This is about qualia, experiences which cannot be known or communicated beyond an individual subjectivity.
"good for me" is a good example of a language game, because there are massive amounts of contextual cues involved here to make sense of it. A whole nested cosmology interprets identity, valuing & evaluating, wellbeing, & so on. A baby with no language has instincts, and they get feedback, about how to regulate themselves directly from sensations and experiences. But the abstractions in the sentence happen at a higher level, where they have been organised intersubjectively towards sharing strategies through engagement with shared-modes-of-life. Good, preferences, depend on your entire conceptual cosmology applied to your personal evaluation of your needs and aims. That can just be the body if you want, or whatever else - it implies what moves you to act, to enact that you have a given preferences, to which preference we add you have labelled it 'good'.
You can know your personal qualia, and wellbeing may be fundamentally built on that knowing, you just can't communicate what it really feels like subjectively (the 'wellbeingness of wellbeing' like 'the redness of red'), only the tags we append to it to talk about what we can communicate, which is founded on what we can observe and share. The Private Language Argument doesn't deny subjectivity, it just says communication requires intersubjectivity.

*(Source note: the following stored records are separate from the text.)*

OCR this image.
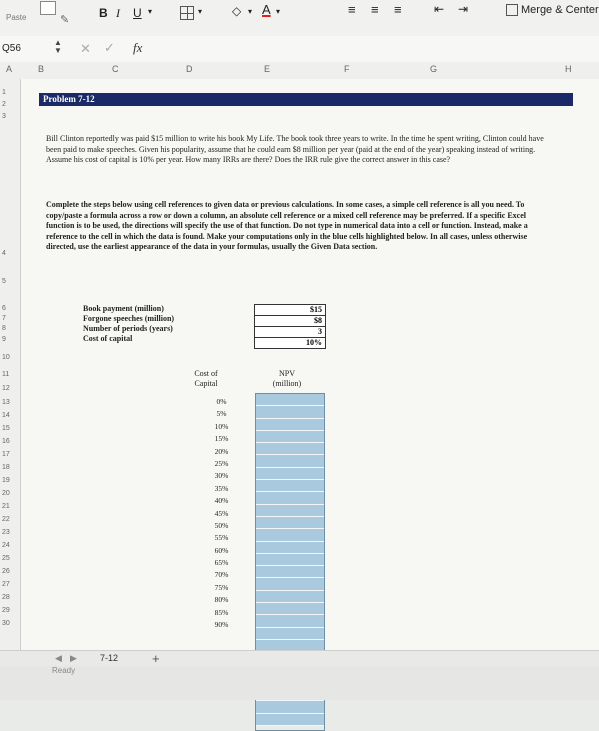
Paste	✎ B I U ▾	▾ ◇ ▾ A ▾	≡ ≡ ≡	⇤ ⇥	Merge & Center
Q56
▲
▼ ✕ ✓ fx
A	B	C	D	E	F	G	H
1
2
3
4
5
6
7
8
9
10
11
12
13
14
15
16
17
18
19
20
21
22
23
24
25
26
27
28
29
30
Problem 7-12
Bill Clinton reportedly was paid $15 million to write his book My Life. The book took three years to write. In the time he spent writing, Clinton could have been paid to make speeches. Given his popularity, assume that he could earn $8 million per year (paid at the end of the year) speaking instead of writing. Assume his cost of capital is 10% per year. How many IRRs are there? Does the IRR rule give the correct answer in this case?
Complete the steps below using cell references to given data or previous calculations. In some cases, a simple cell reference is all you need. To copy/paste a formula across a row or down a column, an absolute cell reference or a mixed cell reference may be preferred. If a specific Excel function is to be used, the directions will specify the use of that function. Do not type in numerical data into a cell or function. Instead, make a reference to the cell in which the data is found. Make your computations only in the blue cells highlighted below. In all cases, unless otherwise directed, use the earliest appearance of the data in your formulas, usually the Given Data section.
Book payment (million)
Forgone speeches (million)
Number of periods (years)
Cost of capital
$15
$8
3
10%
Cost of
Capital
NPV
(million)
0%
5%
10%
15%
20%
25%
30%
35%
40%
45%
50%
55%
60%
65%
70%
75%
80%
85%
90%
◀ ▶	7-12	+
Ready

Yes this is a powerful argument against egoism, because it says the conceptual structures involved like self-vs-other are not at the level of qualia, but are part of the shared-intelligence embodied in language. A pre-linguistic baby simply cannot reflect on the issue. Reflecting on the validity of Egoism already implicitly requires the existence of the language and concepts involved, and so the existence of the intersubjective community which developed these and is necessary to make sense of them.